US & Canada

US Supreme Court to rule on Arizona's immigration law

US Supreme Court 29 June 2010
Image caption The Obama administration is challenging immigration laws in a handful of US states

The US Supreme Court has said it will rule on the legality of Arizona's tough immigration law.

It requires police to demand proof of citizenship if they suspect anyone they stop is in the US illegally.

Key parts of the law were suspended last year after a challenge from the White House, which holds immigration to be a federal, not state, issue.

Arizona's legislation led other US states to pass their own measures targeting illegal immigrants.

The White House has also challenged similar laws in the states of Alabama, Utah and South Carolina. Private groups have brought lawsuits against immigration laws in Indiana and Georgia.

'Grappling with costs'

It is the third politically charged case to be taken on by the top court recently with a general election year looming, including President Barack Obama's healthcare reform and a fiercely partisan struggle over redistricting maps in the state of Texas.

The Supreme Court is expected to rule on all three cases in the first half of next year, before the US votes in November 2012.

Justice Elena Kagan has recused herself from the Arizona case, probably because of her work on the issue during her time at the Department of Justice.

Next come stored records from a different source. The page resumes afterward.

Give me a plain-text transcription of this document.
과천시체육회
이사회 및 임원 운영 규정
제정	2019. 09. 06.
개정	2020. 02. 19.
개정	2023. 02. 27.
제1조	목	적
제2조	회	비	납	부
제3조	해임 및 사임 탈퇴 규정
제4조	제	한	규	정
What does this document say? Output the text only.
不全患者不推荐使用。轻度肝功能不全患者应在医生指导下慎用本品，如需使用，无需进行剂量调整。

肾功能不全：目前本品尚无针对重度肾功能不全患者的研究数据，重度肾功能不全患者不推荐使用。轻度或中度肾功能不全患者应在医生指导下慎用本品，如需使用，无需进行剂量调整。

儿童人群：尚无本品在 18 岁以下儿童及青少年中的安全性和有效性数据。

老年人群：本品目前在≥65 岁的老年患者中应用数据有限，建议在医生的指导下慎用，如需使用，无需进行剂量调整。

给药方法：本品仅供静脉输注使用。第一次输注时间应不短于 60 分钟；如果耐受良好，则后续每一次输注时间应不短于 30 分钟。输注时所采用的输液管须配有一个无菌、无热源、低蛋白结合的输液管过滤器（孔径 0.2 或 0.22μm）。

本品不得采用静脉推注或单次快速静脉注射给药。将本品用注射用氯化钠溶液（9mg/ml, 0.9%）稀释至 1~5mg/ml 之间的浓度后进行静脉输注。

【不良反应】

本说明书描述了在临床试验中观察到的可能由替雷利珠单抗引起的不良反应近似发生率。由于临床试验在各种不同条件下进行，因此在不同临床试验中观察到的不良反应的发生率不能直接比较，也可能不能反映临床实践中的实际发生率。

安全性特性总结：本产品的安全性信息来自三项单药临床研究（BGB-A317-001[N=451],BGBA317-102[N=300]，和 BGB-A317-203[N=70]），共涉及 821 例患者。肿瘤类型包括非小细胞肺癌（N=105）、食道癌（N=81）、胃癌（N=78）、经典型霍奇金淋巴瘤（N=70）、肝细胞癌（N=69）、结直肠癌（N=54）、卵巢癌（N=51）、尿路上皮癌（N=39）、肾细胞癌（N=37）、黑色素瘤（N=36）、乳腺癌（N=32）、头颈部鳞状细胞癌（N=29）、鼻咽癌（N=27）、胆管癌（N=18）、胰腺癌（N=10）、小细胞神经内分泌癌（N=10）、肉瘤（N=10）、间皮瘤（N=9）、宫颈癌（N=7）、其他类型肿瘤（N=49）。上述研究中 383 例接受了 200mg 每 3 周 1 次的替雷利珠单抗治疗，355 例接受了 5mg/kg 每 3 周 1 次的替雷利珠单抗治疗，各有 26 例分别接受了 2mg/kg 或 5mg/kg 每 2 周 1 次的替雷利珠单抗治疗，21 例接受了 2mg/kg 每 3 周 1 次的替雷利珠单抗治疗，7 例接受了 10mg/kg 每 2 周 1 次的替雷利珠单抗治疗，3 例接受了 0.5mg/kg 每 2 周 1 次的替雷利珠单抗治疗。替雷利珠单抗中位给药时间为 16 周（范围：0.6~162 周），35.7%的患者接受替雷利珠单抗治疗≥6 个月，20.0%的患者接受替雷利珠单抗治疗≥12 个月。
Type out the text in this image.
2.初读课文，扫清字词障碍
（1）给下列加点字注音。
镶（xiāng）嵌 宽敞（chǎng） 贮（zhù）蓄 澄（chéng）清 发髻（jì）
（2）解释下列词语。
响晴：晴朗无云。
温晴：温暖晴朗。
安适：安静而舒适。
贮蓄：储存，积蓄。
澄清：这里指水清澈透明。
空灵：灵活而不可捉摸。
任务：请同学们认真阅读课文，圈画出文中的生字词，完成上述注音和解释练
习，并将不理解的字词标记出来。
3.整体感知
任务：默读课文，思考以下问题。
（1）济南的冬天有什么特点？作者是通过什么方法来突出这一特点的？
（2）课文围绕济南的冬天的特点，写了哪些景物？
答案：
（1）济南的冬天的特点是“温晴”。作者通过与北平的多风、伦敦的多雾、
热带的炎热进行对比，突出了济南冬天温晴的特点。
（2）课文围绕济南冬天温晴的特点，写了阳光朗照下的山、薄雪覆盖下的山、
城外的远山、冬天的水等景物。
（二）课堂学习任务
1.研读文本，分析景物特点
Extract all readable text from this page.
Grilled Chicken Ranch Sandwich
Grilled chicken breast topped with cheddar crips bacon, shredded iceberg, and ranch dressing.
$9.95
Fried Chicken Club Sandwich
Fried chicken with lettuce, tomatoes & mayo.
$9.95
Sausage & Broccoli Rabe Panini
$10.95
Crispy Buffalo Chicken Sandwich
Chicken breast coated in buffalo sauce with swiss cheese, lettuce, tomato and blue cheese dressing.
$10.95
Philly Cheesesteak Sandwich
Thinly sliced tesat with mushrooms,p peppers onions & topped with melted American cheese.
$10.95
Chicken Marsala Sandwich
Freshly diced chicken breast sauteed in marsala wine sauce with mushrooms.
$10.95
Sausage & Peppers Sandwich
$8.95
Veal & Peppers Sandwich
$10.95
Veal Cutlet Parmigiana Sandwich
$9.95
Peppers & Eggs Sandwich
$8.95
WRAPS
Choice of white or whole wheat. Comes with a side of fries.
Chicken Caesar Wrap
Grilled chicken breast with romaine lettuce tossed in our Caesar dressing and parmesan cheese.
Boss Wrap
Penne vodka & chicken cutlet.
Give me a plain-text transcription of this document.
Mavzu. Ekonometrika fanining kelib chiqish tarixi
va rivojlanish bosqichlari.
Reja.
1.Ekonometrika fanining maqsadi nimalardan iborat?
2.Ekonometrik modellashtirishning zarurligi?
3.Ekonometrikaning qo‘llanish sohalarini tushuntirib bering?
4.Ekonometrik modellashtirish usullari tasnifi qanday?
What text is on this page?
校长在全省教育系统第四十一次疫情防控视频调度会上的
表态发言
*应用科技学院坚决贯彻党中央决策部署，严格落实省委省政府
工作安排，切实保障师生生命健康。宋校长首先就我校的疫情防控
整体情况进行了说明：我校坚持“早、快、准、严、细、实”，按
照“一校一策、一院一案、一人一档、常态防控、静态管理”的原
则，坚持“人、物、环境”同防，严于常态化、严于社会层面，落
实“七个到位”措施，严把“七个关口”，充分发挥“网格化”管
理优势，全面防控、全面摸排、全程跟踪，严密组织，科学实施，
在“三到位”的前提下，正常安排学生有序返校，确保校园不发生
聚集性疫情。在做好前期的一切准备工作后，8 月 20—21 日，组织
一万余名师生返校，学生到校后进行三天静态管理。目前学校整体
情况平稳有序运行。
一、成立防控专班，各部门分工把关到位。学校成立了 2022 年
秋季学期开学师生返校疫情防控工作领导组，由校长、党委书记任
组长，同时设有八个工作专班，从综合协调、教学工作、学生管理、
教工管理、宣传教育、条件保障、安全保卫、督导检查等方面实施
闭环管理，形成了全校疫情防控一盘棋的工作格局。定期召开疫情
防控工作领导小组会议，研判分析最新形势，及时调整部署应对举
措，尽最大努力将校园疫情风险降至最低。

Arizona Governor Jan Brewer, a Republican, signed the bill into law in April 2010, but the Obama administration had key parts of the law blocked by the lower courts.

Following Monday's Supreme Court announcement, Gov Brewer said: "This case is not just about Arizona. It's about every state grappling with the costs of illegal immigration."

In April this year, the 9th US Circuit Court of Appeals in San Francisco upheld a federal judge's ruling blocking four provisions of the law:

  • requiring police to determine the immigration status of anyone they stop or arrest if they suspect that person to be in the US illegally
  • empowering police to arrest suspected illegal immigrants without warrants
  • forcing all illegal immigrants to obtain or carry immigration registration papers
  • making it a state criminal offence for an illegal immigrant to seek work or hold a job

The law is opposed by civil liberties groups who say it is discriminatory, especially against Hispanic people.

But its supporters say the federal government has not done enough to help states curb illegal immigration.

It is estimated that about 12 million illegal immigrants are living in the US.

States on the border with Mexico say the burden of keeping illegal immigrants out of America is affecting them disproportionately.